UNITED NATIONS -- The U.N. climate chief has a message for naysayers about the Copenhagen climate conference next month: It will succeed.
Yvo De Boer, the U.N. official who is shepherding the talks, sought to assure reporters Thursday that the long-anticipated United Nations-led meeting Dec. 7 to 19 isn't a failure even before it's started. In large part, he said he was responding to news coverage that increasingly emphasized the long-shot odds for a deal, particularly given the lack of U.S. commitment to any specific targets.
He vowed Copenhagen "will be the turning point" when words turn to action globally to begin reducing carbon dioxide and other heat-trapping greenhouse gases -- and a fuller treaty can be worked out by six months after the meeting.
"There is no doubt in my mind that it will yield a success," de Boer said. "Almost every day now we see new commitments and pledges from both industrialized and developing countries."
But he acknowledged that prospects for a binding global climate pact among 192 nations don't look good just 17 days before the start of the climate talks.
An authoritative U.N. panel of climate experts says developed countries must cut greenhouse gas emissions between 25 percent and 40 percent below 1990 levels by 2020 to avoid a catastrophic rise in sea levels, harsher storms and droughts and climate disruptions.
In the U.S. Congress is considering measures that would cut emissions either 17 percent or 20 percent from 2005 levels, the equivalent of at least 3.5 percent from 1990.
The U.S. and China account for about two-fifths of the world's greenhouse gas emissions.
The European Union has said it will cut emissions 20 percent from 1990 levels by 2020 -- and would increase that to 30 percent if other regions also agree to major reductions. Russia and Japan are promising a 25 percent cut below 1990 levels over the same period.
Also Thursday, German Chancellor Angela Merkel called for all countries to fix binding climate change targets next year. In a joint news conference at an EU leaders' summit in Brussels with French President Nicolas Sarkozy, Merkel said the two leaders worried that ambitions for countries to agree on cuts to greenhouse gas emissions at Copenhagen "seem to have shrunk."
De Boer called for a similar U.S. commitment to specific targets and, citing widespread mistrust in the developing world of global financial structures, outlined three main goals for the global conference.
First, industrialized nations "must record in black and white" their individual targets to reduce emissions, "and that list of targets must of course include the United States," de Boer said. Second, the Copenhagen deal must clarify "the scope and extent of developing country engagement," he said.
Third, he said, it also must provide specifics on how rich nations will provide financial support on a short- and long-term basis for poorer countries to prepare for and adapt to climate change.
"To my mind, rich countries must put at least $10 billion on the table in Copenhagen to kick-start immediate action," de Boer said. "And they must list what each individual country will provide and how funds will be raised to deliver very large, stable and predictable finance into the future, without having to constantly re-negotiate the commitments every few years."

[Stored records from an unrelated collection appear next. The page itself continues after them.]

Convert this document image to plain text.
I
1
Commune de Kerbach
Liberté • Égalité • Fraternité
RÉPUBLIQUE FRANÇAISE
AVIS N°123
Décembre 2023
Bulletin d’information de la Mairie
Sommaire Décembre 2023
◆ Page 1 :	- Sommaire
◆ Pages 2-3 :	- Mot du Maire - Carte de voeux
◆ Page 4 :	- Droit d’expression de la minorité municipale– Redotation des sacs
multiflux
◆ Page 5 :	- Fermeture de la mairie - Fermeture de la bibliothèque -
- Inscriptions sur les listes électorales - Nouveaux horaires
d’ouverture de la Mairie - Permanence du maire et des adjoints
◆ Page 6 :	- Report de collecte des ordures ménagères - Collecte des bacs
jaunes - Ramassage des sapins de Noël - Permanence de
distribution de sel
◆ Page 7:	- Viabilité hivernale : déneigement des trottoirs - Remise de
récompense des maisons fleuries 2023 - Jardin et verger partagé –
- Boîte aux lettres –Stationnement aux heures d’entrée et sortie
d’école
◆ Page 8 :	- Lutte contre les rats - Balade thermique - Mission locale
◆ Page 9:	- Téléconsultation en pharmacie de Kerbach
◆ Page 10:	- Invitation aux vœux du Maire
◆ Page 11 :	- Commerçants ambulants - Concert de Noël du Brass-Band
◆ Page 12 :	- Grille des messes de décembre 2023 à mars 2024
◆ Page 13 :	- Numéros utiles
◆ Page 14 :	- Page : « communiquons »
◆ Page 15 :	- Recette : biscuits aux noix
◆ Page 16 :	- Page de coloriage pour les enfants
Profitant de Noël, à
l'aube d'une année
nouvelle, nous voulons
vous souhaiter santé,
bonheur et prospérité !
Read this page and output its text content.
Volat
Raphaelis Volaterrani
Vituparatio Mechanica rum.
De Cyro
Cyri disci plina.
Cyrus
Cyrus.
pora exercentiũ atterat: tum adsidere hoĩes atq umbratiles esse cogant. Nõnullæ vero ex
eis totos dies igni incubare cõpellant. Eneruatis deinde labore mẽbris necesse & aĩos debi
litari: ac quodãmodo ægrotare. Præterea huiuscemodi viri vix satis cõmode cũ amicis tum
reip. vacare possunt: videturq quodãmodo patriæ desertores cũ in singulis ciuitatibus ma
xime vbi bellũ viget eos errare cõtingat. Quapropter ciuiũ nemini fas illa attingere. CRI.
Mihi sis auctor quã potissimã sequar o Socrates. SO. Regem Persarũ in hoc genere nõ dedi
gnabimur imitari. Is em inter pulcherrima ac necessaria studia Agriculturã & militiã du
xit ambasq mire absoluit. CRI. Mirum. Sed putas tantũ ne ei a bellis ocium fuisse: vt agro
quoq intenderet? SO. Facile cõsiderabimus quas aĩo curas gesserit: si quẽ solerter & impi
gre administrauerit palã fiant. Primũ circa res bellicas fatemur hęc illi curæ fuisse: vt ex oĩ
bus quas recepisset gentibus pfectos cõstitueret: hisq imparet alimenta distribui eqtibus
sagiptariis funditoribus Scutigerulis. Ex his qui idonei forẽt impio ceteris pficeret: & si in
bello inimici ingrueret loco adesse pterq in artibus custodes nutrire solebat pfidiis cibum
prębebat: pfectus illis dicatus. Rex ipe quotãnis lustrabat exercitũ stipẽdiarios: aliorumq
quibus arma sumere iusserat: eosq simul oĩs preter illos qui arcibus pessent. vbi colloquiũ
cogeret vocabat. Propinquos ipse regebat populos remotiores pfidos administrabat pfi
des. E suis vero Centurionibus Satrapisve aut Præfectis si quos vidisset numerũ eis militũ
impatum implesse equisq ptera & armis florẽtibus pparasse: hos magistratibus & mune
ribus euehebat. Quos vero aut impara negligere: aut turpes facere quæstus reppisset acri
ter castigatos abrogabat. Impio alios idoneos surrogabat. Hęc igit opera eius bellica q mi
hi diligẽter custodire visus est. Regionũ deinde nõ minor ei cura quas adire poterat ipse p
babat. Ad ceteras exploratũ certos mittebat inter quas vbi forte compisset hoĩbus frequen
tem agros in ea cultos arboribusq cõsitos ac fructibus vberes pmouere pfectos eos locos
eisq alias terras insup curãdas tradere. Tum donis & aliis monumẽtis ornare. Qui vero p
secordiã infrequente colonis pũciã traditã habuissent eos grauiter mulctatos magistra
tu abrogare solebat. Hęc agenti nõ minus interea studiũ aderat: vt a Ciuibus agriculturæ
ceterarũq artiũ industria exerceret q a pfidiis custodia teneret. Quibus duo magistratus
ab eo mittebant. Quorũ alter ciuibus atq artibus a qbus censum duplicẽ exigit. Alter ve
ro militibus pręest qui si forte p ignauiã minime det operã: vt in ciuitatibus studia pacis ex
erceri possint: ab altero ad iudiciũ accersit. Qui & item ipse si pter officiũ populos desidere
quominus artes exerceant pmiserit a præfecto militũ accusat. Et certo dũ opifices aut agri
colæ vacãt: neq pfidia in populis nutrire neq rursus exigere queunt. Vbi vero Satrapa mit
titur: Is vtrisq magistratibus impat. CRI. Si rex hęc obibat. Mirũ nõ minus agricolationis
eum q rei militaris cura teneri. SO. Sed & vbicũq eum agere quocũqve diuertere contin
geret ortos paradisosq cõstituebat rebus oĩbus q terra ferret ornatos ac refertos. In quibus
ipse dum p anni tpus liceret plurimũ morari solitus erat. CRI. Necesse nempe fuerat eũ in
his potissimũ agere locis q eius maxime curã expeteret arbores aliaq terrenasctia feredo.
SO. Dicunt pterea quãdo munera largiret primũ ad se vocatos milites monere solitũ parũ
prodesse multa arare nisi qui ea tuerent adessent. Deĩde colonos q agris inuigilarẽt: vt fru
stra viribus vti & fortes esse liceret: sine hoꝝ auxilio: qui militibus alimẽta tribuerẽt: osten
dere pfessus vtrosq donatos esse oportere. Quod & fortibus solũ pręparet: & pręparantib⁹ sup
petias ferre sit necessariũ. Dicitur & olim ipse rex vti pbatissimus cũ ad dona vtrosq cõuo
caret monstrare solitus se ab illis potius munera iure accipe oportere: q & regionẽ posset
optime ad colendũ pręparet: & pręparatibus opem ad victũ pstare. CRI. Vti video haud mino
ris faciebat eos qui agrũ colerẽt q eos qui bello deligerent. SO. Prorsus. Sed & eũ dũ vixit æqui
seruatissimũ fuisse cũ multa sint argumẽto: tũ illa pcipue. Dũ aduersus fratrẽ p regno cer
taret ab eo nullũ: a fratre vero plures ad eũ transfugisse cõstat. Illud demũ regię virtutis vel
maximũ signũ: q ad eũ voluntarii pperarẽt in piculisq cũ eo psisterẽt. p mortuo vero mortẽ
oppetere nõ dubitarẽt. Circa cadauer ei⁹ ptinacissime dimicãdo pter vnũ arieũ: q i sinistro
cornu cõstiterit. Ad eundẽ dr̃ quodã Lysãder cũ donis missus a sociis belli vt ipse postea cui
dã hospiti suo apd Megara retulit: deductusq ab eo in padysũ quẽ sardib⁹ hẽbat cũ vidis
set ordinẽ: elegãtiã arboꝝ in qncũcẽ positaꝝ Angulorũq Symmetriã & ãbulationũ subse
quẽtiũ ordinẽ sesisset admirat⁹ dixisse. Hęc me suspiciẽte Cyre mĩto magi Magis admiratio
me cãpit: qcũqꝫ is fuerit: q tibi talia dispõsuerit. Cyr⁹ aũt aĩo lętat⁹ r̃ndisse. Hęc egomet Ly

International climate negotiators have said they are now striving for a political agreement instead of a new treaty to allow the U.S. and other rich nations to make commitments that are not legally binding.
De Boer said he hoped it would take no longer than a half-year to fill in the details.
"Remember this a process which is about fundamentally changing the direction of global economic growth, and I think that world leaders would like to do that at a speed that they feel comfortable with," he said.